Ok. I will show you an example.

$x$ is distributed normally with mean $a=34$ and standard deviation $\sigma=12$. Find $x_0$ such that $x>x_0$ with probability $0.95$.

Suppose $x_0=a-\delta$. We need to find $\delta$, such that $P(x>a-\delta)=0.95$ or, equivalently, $P(x-a\leq-\delta)=0.05$. First note, that normal distribution is symmetric. Therefore $P(x-a\geq\delta)=0.05$ and $P(|x-a|\geq\delta)=0.1$ or $P(|x-a|<\delta)=0.9$. Here you can find, that $\delta=n\sigma$, where $n=1.644853626951$ (just search for this number on the page to see the table, I've used to find it). Therefore the answer is $$x_0=a-\delta=a-n\sigma=14.3$$

Edit: Your task is actually the same. The difference is that in my task we know $a$ and we are asked to find $a-\delta$ and in your case we know $a-\delta$ and we are asked to find $a$. That's simple. Just write $a= (a-\delta)+\delta$. I don't know Excel, but if your use of it is right, you can find the answer of your task by = NORMINV(0.95, 55, 12).
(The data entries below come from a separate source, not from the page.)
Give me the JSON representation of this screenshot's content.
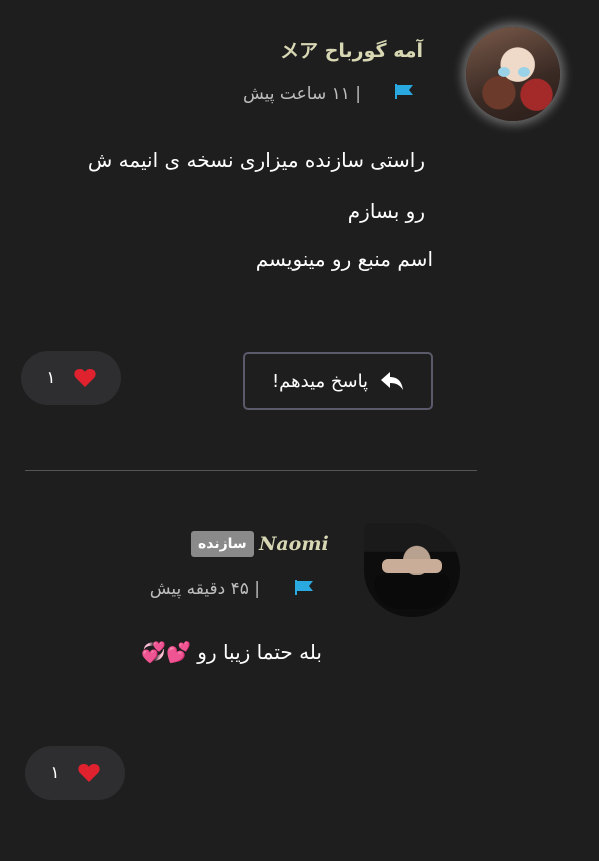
{
  "comments": [
    {
      "username": "メア آمه گورباح",
      "time": "| ۱۱ ساعت پیش",
      "lines": [
        "راستی سازنده میزاری نسخه ی انیمه ش",
        "رو بسازم",
        "اسم منبع رو مینویسم"
      ],
      "reply_label": "پاسخ میدهم!",
      "likes": "۱",
      "flag_color": "#29a9e0"
    },
    {
      "username": "Naomi",
      "badge": "سازنده",
      "time": "| ۴۵ دقیقه پیش",
      "lines": [
        "بله حتما زیبا رو 💕💞"
      ],
      "likes": "۱",
      "flag_color": "#29a9e0"
    }
  ],
  "colors": {
    "background": "#1e1e1f",
    "username": "#d8d7b4",
    "heart": "#e0212e"
  },
  "icons": [
    "flag-icon",
    "reply-arrow-icon",
    "heart-icon"
  ]
}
Actually, the answers in the following tasks are th same (here $a,\sigma,p$ are given; you can replace $a$, $\sigma$ by any positive numbers and $p$ by any number in $[0,1]$):

  1. $x$ is distributed normally with mean $a$ and standard deviation $\sigma$. Find $b$ such that $P(x\leq b)=p$.
  2. $y$ is distributed normally with standard deviation $\sigma$. It is known, that $P(y\geq a)=p$. Find $b$ --- the mean of the distribution of $y$.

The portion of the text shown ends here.